Under the past ALP governments of Hawke and Keating, "long-term economic growth" was achieved with similar "economic reform". But the growth came at the expense of "better living standards" for working people.

Real wages fell dramatically under the last federal Labor government. And because most of the union leadership accepted the government's bogus "economic reform" argument, rates of union membership also plummeted.

He rails against "a decade of neo-liberal free market fundamentalism" under former PM John Howard. But in government, Rudd has shown himself to be as much a warrior for the capitalists as his forerunner. Only the methods are different.

While Howard sought a head-on confrontation with organised labour — such as the 1998 Waterfront dispute and the 2005 adoption of Work Choices — Rudd seeks to work through the ALP-aligned union bureaucracy.

The Fair Work Act is one example of this. It keeps many of the draconian anti-union laws of Work Choices, such as the requirement of a secret ballot before all industrial action.

The Rudd government is also pushing its "productivity" agenda on public servants. It has directed most government departments to achieve "efficiency dividends" — in other words, job cuts.

In its negotiations with teachers and university staff, it has demanded measures such as performance pay, school league tables and more privatisation of higher education. In opposition the ALP strongly opposed similar proposals by the Howard government.

'Reform' agenda

The Rudd government has pushed a rapid "reform" agenda since its election. This has included weakening national occupational health and safety laws that protect workers; a review of the tax system that recommended raising the retirement age to 67, and keeping the undemocratic powers of the notorious Australian Building and Construction Commission.

The National Health and Hospitals Reform Commission, which released its report on July 27, called for more privatisation of the public health system.

And the government's Carbon Pollution Reduction Scheme will, if passed into law, hand billions of dollars to coal companies and other big-business polluters, while failing to significantly cut carbon emissions.

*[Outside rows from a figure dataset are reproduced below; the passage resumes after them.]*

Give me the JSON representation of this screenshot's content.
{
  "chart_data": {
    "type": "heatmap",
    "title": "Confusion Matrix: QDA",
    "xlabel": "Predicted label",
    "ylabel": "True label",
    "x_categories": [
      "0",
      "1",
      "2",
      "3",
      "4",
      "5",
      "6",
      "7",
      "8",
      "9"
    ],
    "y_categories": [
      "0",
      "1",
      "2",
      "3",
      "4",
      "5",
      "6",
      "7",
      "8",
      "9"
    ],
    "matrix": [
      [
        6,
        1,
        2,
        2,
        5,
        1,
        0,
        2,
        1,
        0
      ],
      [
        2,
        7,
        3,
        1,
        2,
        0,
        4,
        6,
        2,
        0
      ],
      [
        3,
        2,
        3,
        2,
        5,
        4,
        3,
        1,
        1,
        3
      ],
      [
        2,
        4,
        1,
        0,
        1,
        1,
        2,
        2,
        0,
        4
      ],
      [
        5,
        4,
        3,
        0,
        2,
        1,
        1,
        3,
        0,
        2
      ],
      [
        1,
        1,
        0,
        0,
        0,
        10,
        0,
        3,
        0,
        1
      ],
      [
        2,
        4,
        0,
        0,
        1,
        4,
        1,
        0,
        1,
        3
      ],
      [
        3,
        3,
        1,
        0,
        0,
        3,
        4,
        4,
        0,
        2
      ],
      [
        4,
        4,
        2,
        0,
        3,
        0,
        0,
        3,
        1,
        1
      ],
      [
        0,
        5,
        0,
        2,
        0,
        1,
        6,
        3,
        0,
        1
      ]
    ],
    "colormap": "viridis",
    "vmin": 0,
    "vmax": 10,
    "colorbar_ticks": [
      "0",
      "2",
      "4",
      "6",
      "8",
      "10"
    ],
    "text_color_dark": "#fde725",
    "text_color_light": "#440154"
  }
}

Rudd crowed about his government's investments in infrastructure. "The critical economic infrastructure investments we are making will not only support jobs and growth today but will enhance our long-term productive capacity."

Yet little of this spending will improve the lives of working people. Nor will it help generate the hundreds of thousands of green jobs we need to tackle the climate crisis.

Very few improvements will be made to public transport, for instance.

Instead, a big part of the government's funding will go to increasing the capacity of ports that export coal and iron ore, or increasing the capacity of coal-dedicated rail lines.